Invece la sua persona, la sua caratura morale e intellettuale, quella sì, la ricorda perfettamente. Le giornate passate a scrivere, a studiare seduto in poltrona sulla terrazza all'ottavo piano di via Corsica. Da una parte la vista del mare e dall'altra i libri e i giornali. «Era capace di chiamarti la mattina alle 7 o la sera alle undici, non aveva orari, né tempi, né modi - continua Gianmoena -. Ho passato fine settimana e anche qualche Capodanno a scrivere del suo amore per la politica, la polis, il popolo. La sua dote più grande, oltre all'intelligenza e all'umiltà, era quella di sapere ascoltare e parlare con tutti, senza discriminazioni di ordine gerarchico. Metteva sempre i fatti in una cornice d'insieme per leggere meglio la realtà».

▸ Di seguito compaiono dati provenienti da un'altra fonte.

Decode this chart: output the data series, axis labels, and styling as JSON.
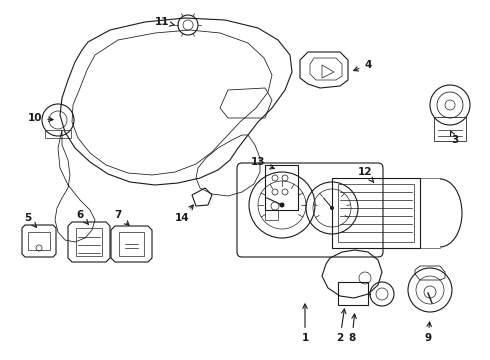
{
  "bg_color": "#ffffff",
  "line_color": "#1a1a1a",
  "lw": 0.8
}
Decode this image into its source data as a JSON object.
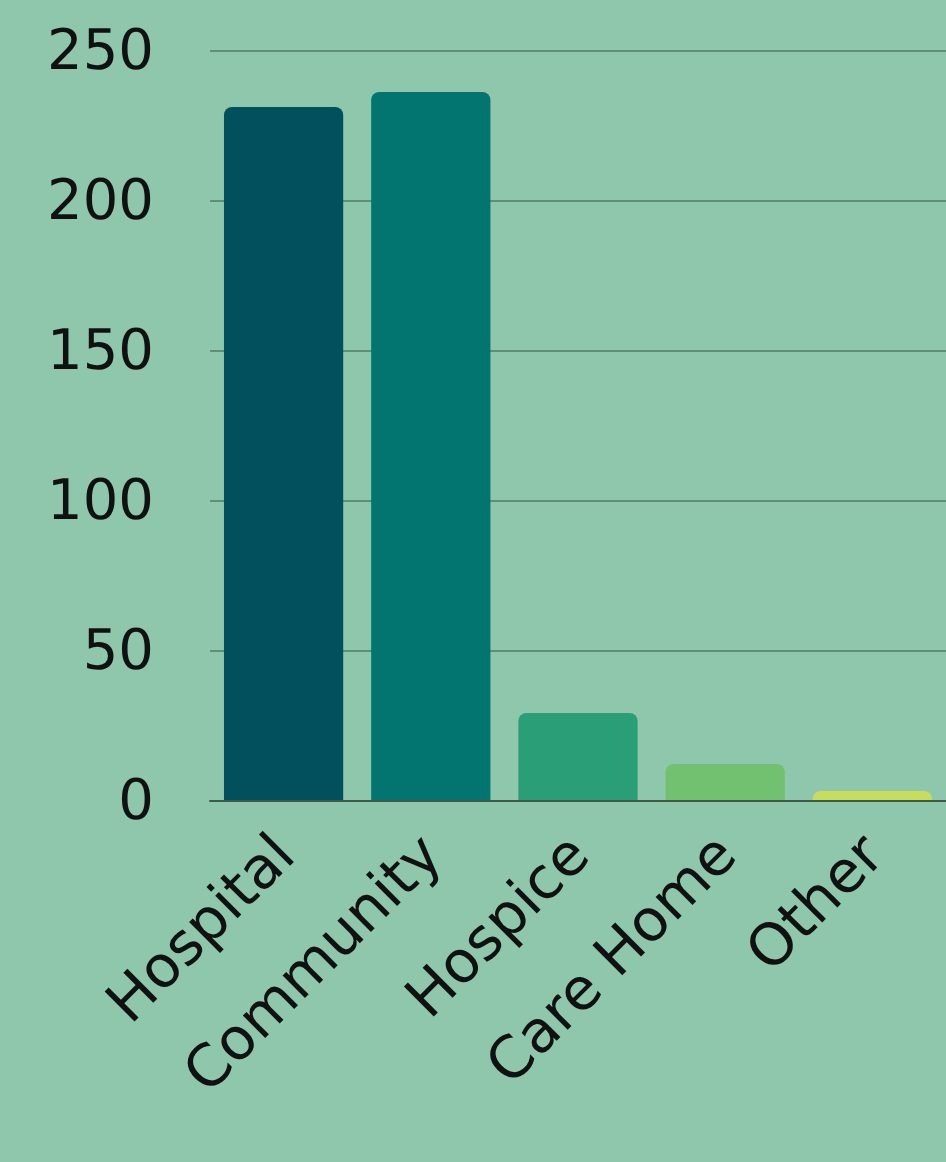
{
  "chart_data": {
    "type": "bar",
    "categories": [
      "Hospital",
      "Community",
      "Hospice",
      "Care Home",
      "Other"
    ],
    "values": [
      231,
      236,
      29,
      12,
      3
    ],
    "colors": [
      "#02505e",
      "#027570",
      "#2a9e77",
      "#72c170",
      "#c6de5c"
    ],
    "ylim": [
      0,
      250
    ],
    "yticks": [
      0,
      50,
      100,
      150,
      200,
      250
    ],
    "grid": "y"
  }
}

E questo più che un lavoro, era diventata una missione, la motivazione delle sue opere.
Quando si parla di Bozzo, si parla anche di Silvio Berlusconi, di cui il sacerdote condivise appieno il progetto politico, il bipolarismo e l'alternativa alla sinistra.

«Non cambiò mai idea su questo, mai - giura Gianmoena -. Dal 1996 in poi sposò completamente l'azione politica di Berlusconi. Partecipò alla scuole di formazione insieme ai fondatori di Forza Italia».

Ma allora la storia di una rottura tra don Gianni e il Cavaliere, al quale rimproverava una caduta nei comportamenti, e il giudizio negativo sulla Carfagna? «È falso. Ho verificato la sua dedizione fino agli ultimi giorni, lo vedevo dagli articoli che scriveva sul Giornale, condivideva sia l'attività del governo, sia i membri dell'esecutivo. Della Carfagna non ha mai parlato male. Sostenere il contrario vorrebbe dire infangare la sua memoria». Di un uomo che si è sempre speso per le sue battaglie, con passione e con l'istinto. «Era la sua guida, ciò che ti fa lanciare il cuore oltre l'ostacolo, ripeteva sempre». Questo era don Gianni.